Last year during Lent I really noticed for the first time that I am fourteen years older than my father, who died at just 31 from ALS. It made me see this time, these days I’m living, differently. It’s time he did not get, and it began to feel like “bonus years” – a gift.

I still struggle with the feeling I’ve lost time. So much time is gone for me – the time for who I might have been had I lived in a context that viewed women differently, the time for having children, the time for everything I could’ve done has I come to know myself more fully sooner.

But I’m learning to let those things be and turn to accept the gift of time I’m being given each day. Enough for this day.

A friend of mine, a pastor, recently retold the story of the “Manna in the Wilderness” in a powerful way (inspired by Dorothy C. Bass). The original story in the book of Exodus recounts the people of Israel’s fear when, after they have been freed from their slavery in Egypt, they do not know how they are going to feed themselves in the wilderness. It’s a story about provision, as is this adaptation…

Each evening, time arrived and covered the ground, and in the morning the desert was wet with it. When the people saw it they wondered asked each other, “What is it?”

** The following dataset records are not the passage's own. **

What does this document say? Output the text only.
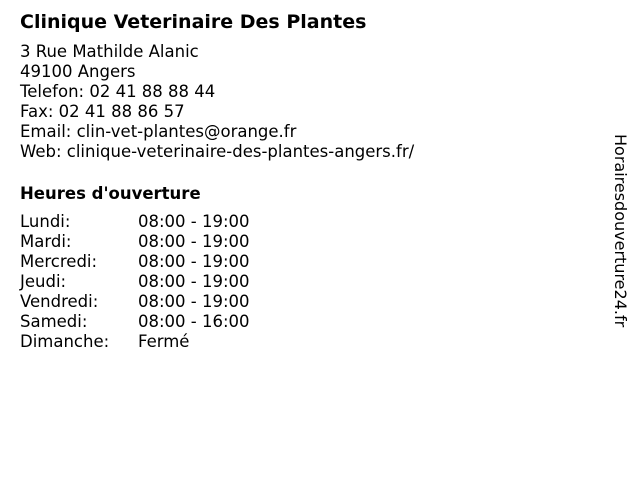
Clinique Veterinaire Des Plantes
3 Rue Mathilde Alanic
49100 Angers
Telefon: 02 41 88 88 44
Fax: 02 41 88 86 57
Email: clin-vet-plantes@orange.fr
Web: clinique-veterinaire-des-plantes-angers.fr/
Heures d'ouverture
Lundi:	08:00 - 19:00
Mardi:	08:00 - 19:00
Mercredi:	08:00 - 19:00
Jeudi:	08:00 - 19:00
Vendredi:	08:00 - 19:00
Samedi:	08:00 - 16:00
Dimanche:	Fermé
Horairesdouverture24.fr
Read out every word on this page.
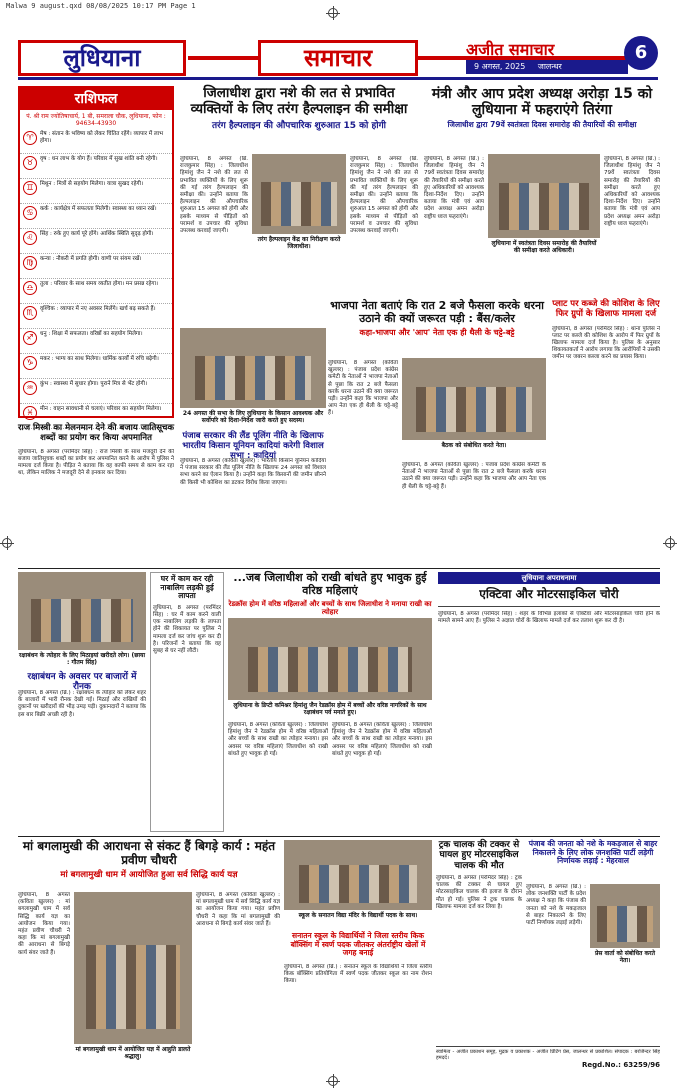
Malwa 9 august.qxd 08/08/2025 10:17 PM Page 1
लुधियाना	समाचार	अजीत समाचार
9 अगस्त, 2025 जालन्धर
6
राशिफल
पं. श्री राम ज्योतिषाचार्य, 1 बी, समराला चौक, लुधियाना, फोन : 94634-43930
♈	मेष : संतान के भविष्य को लेकर चिंतित रहेंगे। व्यापार में लाभ होगा।
♉	वृष : धन लाभ के योग हैं। परिवार में सुख शांति बनी रहेगी।
♊	मिथुन : मित्रों से सहयोग मिलेगा। यात्रा सुखद रहेगी।
♋	कर्क : कार्यक्षेत्र में सफलता मिलेगी। स्वास्थ्य का ध्यान रखें।
♌	सिंह : रुके हुए कार्य पूरे होंगे। आर्थिक स्थिति सुदृढ़ होगी।
♍	कन्या : नौकरी में प्रगति होगी। वाणी पर संयम रखें।
♎	तुला : परिवार के साथ समय व्यतीत होगा। मन प्रसन्न रहेगा।
♏	वृश्चिक : व्यापार में नए अवसर मिलेंगे। खर्च बढ़ सकते हैं।
♐	धनु : शिक्षा में सफलता। वरिष्ठों का सहयोग मिलेगा।
♑	मकर : भाग्य का साथ मिलेगा। धार्मिक कार्यों में रुचि बढ़ेगी।
♒	कुंभ : स्वास्थ्य में सुधार होगा। पुराने मित्र से भेंट होगी।
♓	मीन : वाहन सावधानी से चलाएं। परिवार का सहयोग मिलेगा।
जिलाधीश द्वारा नशे की लत से प्रभावित व्यक्तियों के लिए तरंग हैल्पलाइन की समीक्षा
तरंग हैल्पलाइन की औपचारिक शुरुआत 15 को होगी
लुधियाना, 8 अगस्त (ब्रि. राजकुमार सिंह) : जिलाधीश हिमांशु जैन ने नशे की लत से प्रभावित व्यक्तियों के लिए शुरू की गई तरंग हैल्पलाइन की समीक्षा की। उन्होंने बताया कि हैल्पलाइन की औपचारिक शुरुआत 15 अगस्त को होगी और इसके माध्यम से पीड़ितों को परामर्श व उपचार की सुविधा उपलब्ध करवाई जाएगी।
तरंग हैल्पलाइन केंद्र का निरीक्षण करते जिलाधीश।
लुधियाना, 8 अगस्त (ब्रि. राजकुमार सिंह) : जिलाधीश हिमांशु जैन ने नशे की लत से प्रभावित व्यक्तियों के लिए शुरू की गई तरंग हैल्पलाइन की समीक्षा की। उन्होंने बताया कि हैल्पलाइन की औपचारिक शुरुआत 15 अगस्त को होगी और इसके माध्यम से पीड़ितों को परामर्श व उपचार की सुविधा उपलब्ध करवाई जाएगी।
मंत्री और आप प्रदेश अध्यक्ष अरोड़ा 15 को लुधियाना में फहराएंगे तिरंगा
जिलाधीश द्वारा 79वें स्वतंत्रता दिवस समारोह की तैयारियों की समीक्षा
लुधियाना, 8 अगस्त (ब्रि.) : जिलाधीश हिमांशु जैन ने 79वें स्वतंत्रता दिवस समारोह की तैयारियों की समीक्षा करते हुए अधिकारियों को आवश्यक दिशा-निर्देश दिए। उन्होंने बताया कि मंत्री एवं आप प्रदेश अध्यक्ष अमन अरोड़ा राष्ट्रीय ध्वज फहराएंगे।
लुधियाना में स्वतंत्रता दिवस समारोह की तैयारियों की समीक्षा करते अधिकारी।
लुधियाना, 8 अगस्त (ब्रि.) : जिलाधीश हिमांशु जैन ने 79वें स्वतंत्रता दिवस समारोह की तैयारियों की समीक्षा करते हुए अधिकारियों को आवश्यक दिशा-निर्देश दिए। उन्होंने बताया कि मंत्री एवं आप प्रदेश अध्यक्ष अमन अरोड़ा राष्ट्रीय ध्वज फहराएंगे।
भाजपा नेता बताएं कि रात 2 बजे फैसला करके धरना उठाने की क्यों जरूरत पड़ी : बैंस/कलेर
कहा-भाजपा और 'आप' नेता एक ही थैली के चट्टे-बट्टे
लुधियाना, 8 अगस्त (कविता खुल्लर) : पंजाब प्रदेश कांग्रेस कमेटी के नेताओं ने भाजपा नेताओं से पूछा कि रात 2 बजे फैसला करके धरना उठाने की क्या जरूरत पड़ी। उन्होंने कहा कि भाजपा और आप नेता एक ही थैली के चट्टे-बट्टे हैं।
बैठक को संबोधित करते नेता।
लुधियाना, 8 अगस्त (कविता खुल्लर) : पंजाब प्रदेश कांग्रेस कमेटी के नेताओं ने भाजपा नेताओं से पूछा कि रात 2 बजे फैसला करके धरना उठाने की क्या जरूरत पड़ी। उन्होंने कहा कि भाजपा और आप नेता एक ही थैली के चट्टे-बट्टे हैं।
प्लाट पर कब्जे की कोशिश के लिए फिर ग्रुपों के खिलाफ मामला दर्ज
लुधियाना, 8 अगस्त (परमिंदर सिंह) : थाना पुलिस ने प्लाट पर कब्जे की कोशिश के आरोप में फिर ग्रुपों के खिलाफ मामला दर्ज किया है। पुलिस के अनुसार शिकायतकर्ता ने आरोप लगाया कि आरोपियों ने उसकी जमीन पर जबरन कब्जा करने का प्रयास किया।
24 अगस्त की सभा के लिए लुधियाना के किसान आवश्यक और सर्वोपरि को दिशा-निर्देश जारी करते हुए सदस्य।
पंजाब सरकार की लैंड पूलिंग नीति के खिलाफ भारतीय किसान यूनियन कादियां करेगी विशाल सभा : कादियां
लुधियाना, 8 अगस्त (कविता खुल्लर) : भारतीय किसान यूनियन कादियां ने पंजाब सरकार की लैंड पूलिंग नीति के खिलाफ 24 अगस्त को विशाल सभा करने का ऐलान किया है। उन्होंने कहा कि किसानों की जमीन छीनने की किसी भी कोशिश का डटकर विरोध किया जाएगा।
राज मिस्त्री का मेलनमान देने की बजाय जातिसूचक शब्दों का प्रयोग कर किया अपमानित
लुधियाना, 8 अगस्त (परमिंदर सिंह) : राज मिस्त्री के साथ मजदूरी देने की बजाय जातिसूचक शब्दों का प्रयोग कर अपमानित करने के आरोप में पुलिस ने मामला दर्ज किया है। पीड़ित ने बताया कि वह काफी समय से काम कर रहा था, लेकिन मालिक ने मजदूरी देने से इनकार कर दिया।
रक्षाबंधन के त्योहार के लिए मिठाइयां खरीदते लोग। (छाया : गौतम सिंह)
रक्षाबंधन के अवसर पर बाजारों में रौनक
लुधियाना, 8 अगस्त (ब्रि.) : रक्षाबंधन के त्योहार को लेकर शहर के बाजारों में भारी रौनक देखी गई। मिठाई और राखियों की दुकानों पर खरीदारों की भीड़ उमड़ पड़ी। दुकानदारों ने बताया कि इस बार बिक्री अच्छी रही है।
घर में काम कर रही नाबालिग लड़की हुई लापता
लुधियाना, 8 अगस्त (परमिंदर सिंह) : घर में काम करने वाली एक नाबालिग लड़की के लापता होने की शिकायत पर पुलिस ने मामला दर्ज कर जांच शुरू कर दी है। परिजनों ने बताया कि वह सुबह से घर नहीं लौटी।
...जब जिलाधीश को राखी बांधते हुए भावुक हुई वरिष्ठ महिलाएं
रेडक्रॉस होम में वरिष्ठ महिलाओं और बच्चों के साथ जिलाधीश ने मनाया राखी का त्योहार
लुधियाना के डिप्टी कमिश्नर हिमांशु जैन रेडक्रॉस होम में बच्चों और वरिष्ठ नागरिकों के साथ रक्षाबंधन पर्व मनाते हुए।
लुधियाना, 8 अगस्त (कविता खुल्लर) : जिलाधीश हिमांशु जैन ने रेडक्रॉस होम में वरिष्ठ महिलाओं और बच्चों के साथ राखी का त्योहार मनाया। इस अवसर पर वरिष्ठ महिलाएं जिलाधीश को राखी बांधते हुए भावुक हो गईं।
लुधियाना, 8 अगस्त (कविता खुल्लर) : जिलाधीश हिमांशु जैन ने रेडक्रॉस होम में वरिष्ठ महिलाओं और बच्चों के साथ राखी का त्योहार मनाया। इस अवसर पर वरिष्ठ महिलाएं जिलाधीश को राखी बांधते हुए भावुक हो गईं।
लुधियाना अपराधनामा
एक्टिवा और मोटरसाइकिल चोरी
लुधियाना, 8 अगस्त (परमिंदर सिंह) : शहर के विभिन्न इलाकों से एक्टिवा और मोटरसाइकिल चोरी होने के मामले सामने आए हैं। पुलिस ने अज्ञात चोरों के खिलाफ मामले दर्ज कर तलाश शुरू कर दी है।
मां बगलामुखी की आराधना से संकट हैं बिगड़े कार्य : महंत प्रवीण चौधरी
मां बगलामुखी धाम में आयोजित हुआ सर्व सिद्धि कार्य यज्ञ
लुधियाना, 8 अगस्त (कविता खुल्लर) : मां बगलामुखी धाम में सर्व सिद्धि कार्य यज्ञ का आयोजन किया गया। महंत प्रवीण चौधरी ने कहा कि मां बगलामुखी की आराधना से बिगड़े कार्य संवर जाते हैं।
मां बगलामुखी धाम में आयोजित यज्ञ में आहुति डालते श्रद्धालु।
लुधियाना, 8 अगस्त (कविता खुल्लर) : मां बगलामुखी धाम में सर्व सिद्धि कार्य यज्ञ का आयोजन किया गया। महंत प्रवीण चौधरी ने कहा कि मां बगलामुखी की आराधना से बिगड़े कार्य संवर जाते हैं।
स्कूल के सनातन विद्या मंदिर के विद्यार्थी पदक के साथ।
सनातन स्कूल के विद्यार्थियों ने जिला स्तरीय किक बॉक्सिंग में स्वर्ण पदक जीतकर अंतर्राष्ट्रीय खेलों में जगह बनाई
लुधियाना, 8 अगस्त (ब्रि.) : सनातन स्कूल के विद्यार्थियों ने जिला स्तरीय किक बॉक्सिंग प्रतियोगिता में स्वर्ण पदक जीतकर स्कूल का नाम रोशन किया।
ट्रक चालक की टक्कर से घायल हुए मोटरसाइकिल चालक की मौत
लुधियाना, 8 अगस्त (परमिंदर सिंह) : ट्रक चालक की टक्कर से घायल हुए मोटरसाइकिल चालक की इलाज के दौरान मौत हो गई। पुलिस ने ट्रक चालक के खिलाफ मामला दर्ज कर लिया है।
पंजाब की जनता को नशे के मकड़जाल से बाहर निकालने के लिए लोक जनशक्ति पार्टी लड़ेगी निर्णायक लड़ाई : मेहरवाल
प्रेस वार्ता को संबोधित करते नेता।
लुधियाना, 8 अगस्त (ब्रि.) : लोक जनशक्ति पार्टी के प्रदेश अध्यक्ष ने कहा कि पंजाब की जनता को नशे के मकड़जाल से बाहर निकालने के लिए पार्टी निर्णायक लड़ाई लड़ेगी।
स्वामित्व - अजीत प्रकाशन समूह, मुद्रक व प्रकाशक - अजीत प्रिंटिंग प्रेस, जालन्धर से प्रकाशित। संपादक : बरजिन्दर सिंह हमदर्द।
Regd.No.: 63259/96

Moses told them, “It is the time God has given you. God has said for everyone to gather as much time as is needed for each home—the right amount for each person.”

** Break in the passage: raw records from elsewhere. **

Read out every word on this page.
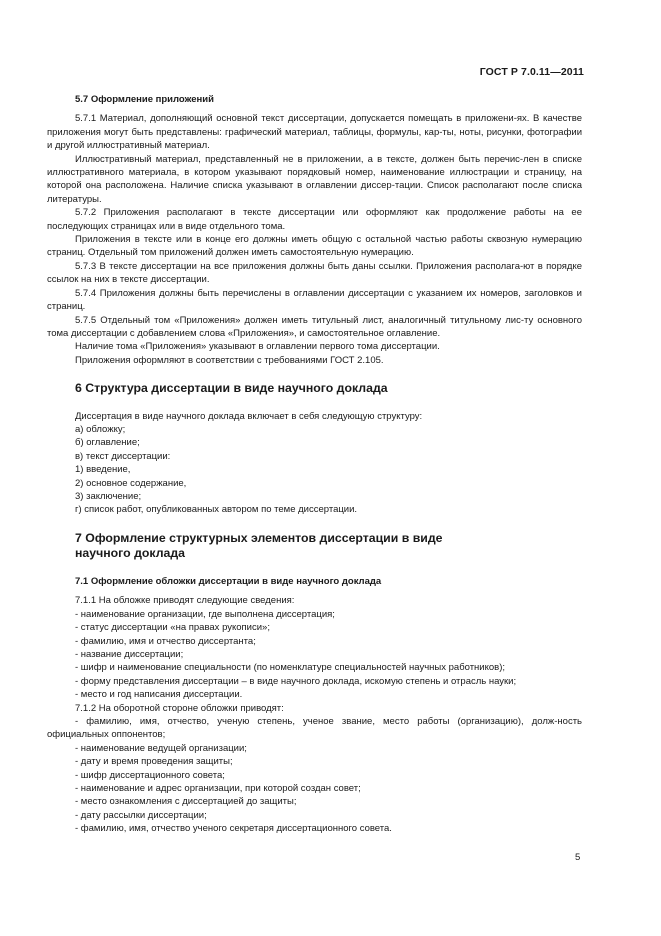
ГОСТ Р 7.0.11—2011
5.7 Оформление приложений

5.7.1 Материал, дополняющий основной текст диссертации, допускается помещать в приложени-ях. В качестве приложения могут быть представлены: графический материал, таблицы, формулы, кар-ты, ноты, рисунки, фотографии и другой иллюстративный материал.

Иллюстративный материал, представленный не в приложении, а в тексте, должен быть перечис-лен в списке иллюстративного материала, в котором указывают порядковый номер, наименование иллюстрации и страницу, на которой она расположена. Наличие списка указывают в оглавлении диссер-тации. Список располагают после списка литературы.

5.7.2 Приложения располагают в тексте диссертации или оформляют как продолжение работы на ее последующих страницах или в виде отдельного тома.

Приложения в тексте или в конце его должны иметь общую с остальной частью работы сквозную нумерацию страниц. Отдельный том приложений должен иметь самостоятельную нумерацию.

5.7.3 В тексте диссертации на все приложения должны быть даны ссылки. Приложения располага-ют в порядке ссылок на них в тексте диссертации.

5.7.4 Приложения должны быть перечислены в оглавлении диссертации с указанием их номеров, заголовков и страниц.

5.7.5 Отдельный том «Приложения» должен иметь титульный лист, аналогичный титульному лис-ту основного тома диссертации с добавлением слова «Приложения», и самостоятельное оглавление.

Наличие тома «Приложения» указывают в оглавлении первого тома диссертации.

Приложения оформляют в соответствии с требованиями ГОСТ 2.105.

6 Структура диссертации в виде научного доклада

Диссертация в виде научного доклада включает в себя следующую структуру:

а) обложку;

б) оглавление;

в) текст диссертации:

1) введение,

2) основное содержание,

3) заключение;

г) список работ, опубликованных автором по теме диссертации.

7 Оформление структурных элементов диссертации в виде
научного доклада
7.1 Оформление обложки диссертации в виде научного доклада

7.1.1 На обложке приводят следующие сведения:

- наименование организации, где выполнена диссертация;

- статус диссертации «на правах рукописи»;

- фамилию, имя и отчество диссертанта;

- название диссертации;

- шифр и наименование специальности (по номенклатуре специальностей научных работников);

- форму представления диссертации – в виде научного доклада, искомую степень и отрасль науки;

- место и год написания диссертации.

7.1.2 На оборотной стороне обложки приводят:

- фамилию, имя, отчество, ученую степень, ученое звание, место работы (организацию), долж-ность официальных оппонентов;

- наименование ведущей организации;

- дату и время проведения защиты;

- шифр диссертационного совета;

- наименование и адрес организации, при которой создан совет;

- место ознакомления с диссертацией до защиты;

- дату рассылки диссертации;

- фамилию, имя, отчество ученого секретаря диссертационного совета.

5
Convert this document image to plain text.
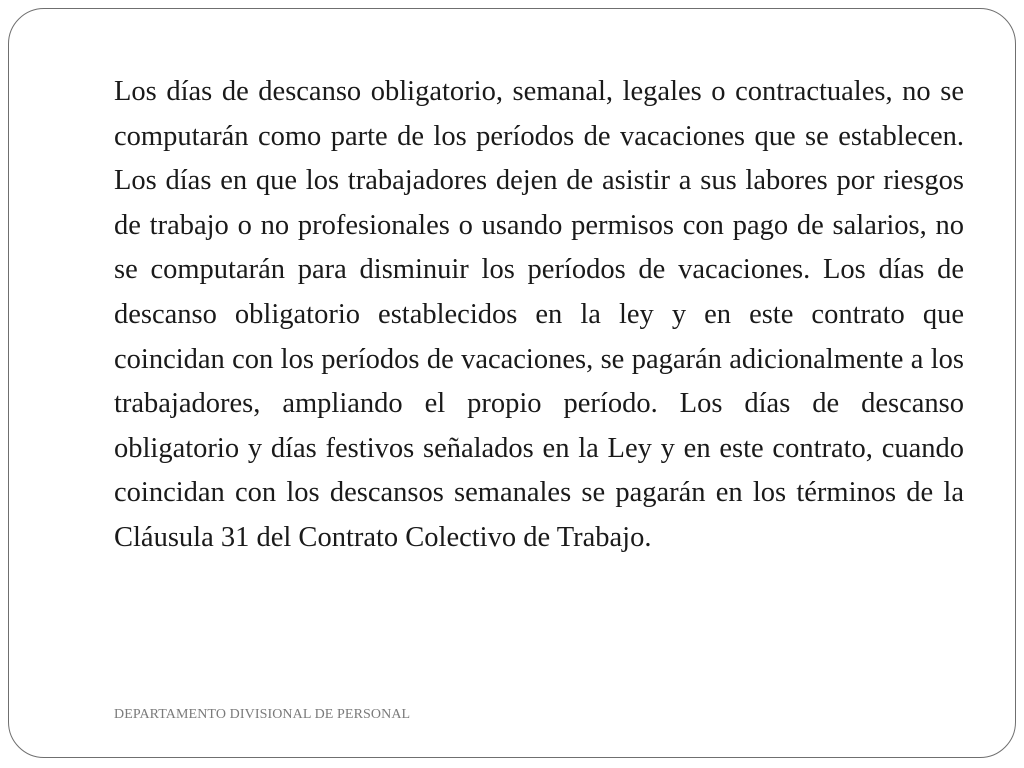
Los días de descanso obligatorio, semanal, legales o contractuales, no se computarán como parte de los períodos de vacaciones que se establecen. Los días en que los trabajadores dejen de asistir a sus labores por riesgos de trabajo o no profesionales o usando permisos con pago de salarios, no se computarán para disminuir los períodos de vacaciones. Los días de descanso obligatorio establecidos en la ley y en este contrato que coincidan con los períodos de vacaciones, se pagarán adicionalmente a los trabajadores, ampliando el propio período. Los días de descanso obligatorio y días festivos señalados en la Ley y en este contrato, cuando coincidan con los descansos semanales se pagarán en los términos de la Cláusula 31 del Contrato Colectivo de Trabajo.

DEPARTAMENTO DIVISIONAL DE PERSONAL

So the people gathered time—some getting more and some less before the sun of the day melted it away, and there was just enough for everyone. Those who gathered more had nothing left at the end of the day – they exhausted all they took. And those who gathered little had no lack – they found they had enough for what they needed. Each had just enough.

Moses warned them, “Don’t try to make it last overnight.” But of course some of them wouldn’t listen, and tried to stretch it deep into the night; and they were grumpy and irritable in the morning.

So they gathered time morning by morning, each according to their need.

Time to take for each day, as we need it. A gift waiting for us with the sun each morning.